CISA Lit the Flare on Roundcube, and the Swamp Still Wants a Meeting
United States – February 23, 2026 – CISA put Roundcube on the KEV list, and the compliance clowns still want a meeting while hackers smell profit.
You know that burnt-electronics smell, like an overheated router gasping for mercy in a broom closet? That is the aroma of a weekend getting sacrificed to a blinking server rack. And it is back, because email is still the front door to the whole house. The burglars know it, and they love it.
CISA just put Roundcube on the bullseye
This is not a pretend panic. Two Roundcube Webmail flaws, CVE-2025-49113 and CVE-2025-68461, are now in CISA’s Known Exploited Vulnerabilities ecosystem. Translation into F-150 language: when it hits KEV, it is not a polite suggestion. It is the red flare that says people are getting popped.
Per KEV metadata reflected in NIST’s National Vulnerability Database, federal agencies have a remediation due date of March 13, 2026. That is a deadline with teeth, not a “nice-to-have.”
What the two bugs mean
- CVE-2025-49113: the nasty one. Under certain conditions, it can lead to remote code execution in unpatched Roundcube setups. It was patched on June 1, 2025, which means folks had time to do the simplest job in tech: update the software.
- CVE-2025-68461: a cross-site scripting problem tied to the
animatetag in an SVG document. Roundcube shipped fixes in December 2025 via security updates 1.6.12 and 1.5.12.
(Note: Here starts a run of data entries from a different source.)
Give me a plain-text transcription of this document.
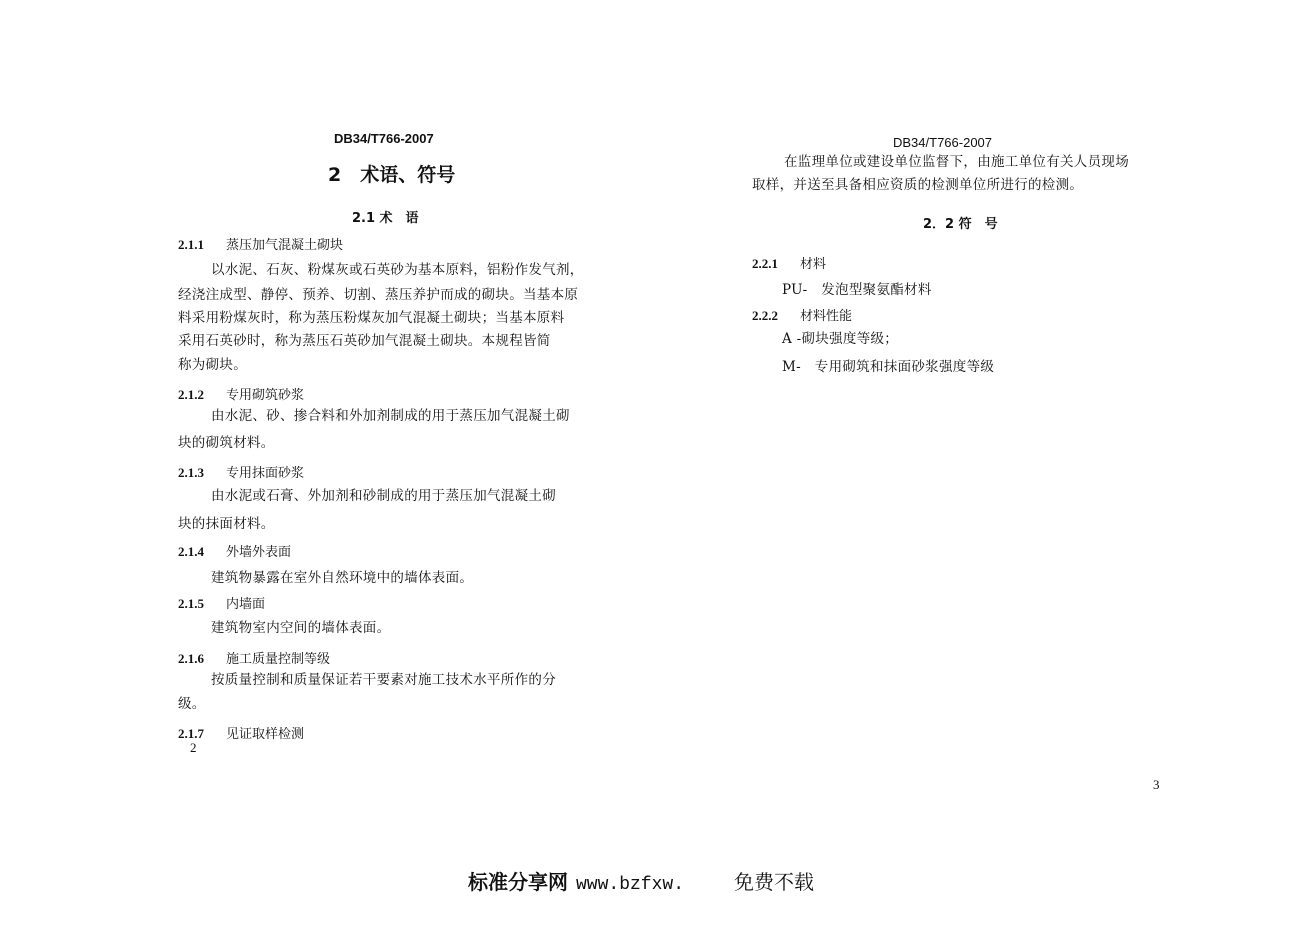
DB34/T766-2007
2　术语、符号
2.1 术　语
2.1.1 蒸压加气混凝土砌块
以水泥、石灰、粉煤灰或石英砂为基本原料，铝粉作发气剂，
经浇注成型、静停、预养、切割、蒸压养护而成的砌块。当基本原
料采用粉煤灰时，称为蒸压粉煤灰加气混凝土砌块；当基本原料
采用石英砂时，称为蒸压石英砂加气混凝土砌块。本规程皆简
称为砌块。
2.1.2 专用砌筑砂浆
由水泥、砂、掺合料和外加剂制成的用于蒸压加气混凝土砌
块的砌筑材料。
2.1.3 专用抹面砂浆
由水泥或石膏、外加剂和砂制成的用于蒸压加气混凝土砌
块的抹面材料。
2.1.4 外墙外表面
建筑物暴露在室外自然环境中的墙体表面。
2.1.5 内墙面
建筑物室内空间的墙体表面。
2.1.6 施工质量控制等级
按质量控制和质量保证若干要素对施工技术水平所作的分
级。
2.1.7 见证取样检测
2
DB34/T766-2007
在监理单位或建设单位监督下，由施工单位有关人员现场
取样，并送至具备相应资质的检测单位所进行的检测。
2．2 符　号
2.2.1 材料
PU-　发泡型聚氨酯材料
2.2.2 材料性能
A -砌块强度等级；
M-　专用砌筑和抹面砂浆强度等级
3
标准分享网 www.bzfxw.	免费不载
The real vulnerability: “later”
Here is where the grease starts popping. Patch Tuesday comes. A ticket gets created. Then come the sacred rituals: maintenance windows, change boards, risk assessments, and the words that should be illegal in an IT department: “we will circle back.” While the suits are circling, the bad guys are sprinting.
What to do instead of scheduling another meeting
Email is resets, MFA prompts, invoices, HR, payroll, and keys to everything duct-taped to the internet. So if you run Roundcube anywhere in your orbit, the correct response is simple:
- Patch the webmail and confirm the version.
- Verify what changed and that fixes actually landed.
- Hunt for signs of compromise and review logs.
- Rotate credentials if you have any reason to suspect compromise.
- Reduce exposure. If you do not know what you are running, that is not a mystery, it is negligence.
Stop treating cybersecurity like a quarterly training video. Treat it like changing the oil. Skip it long enough, and you do not get a gentle warning. You get a blown engine on the highway, and everybody behind you pays the price.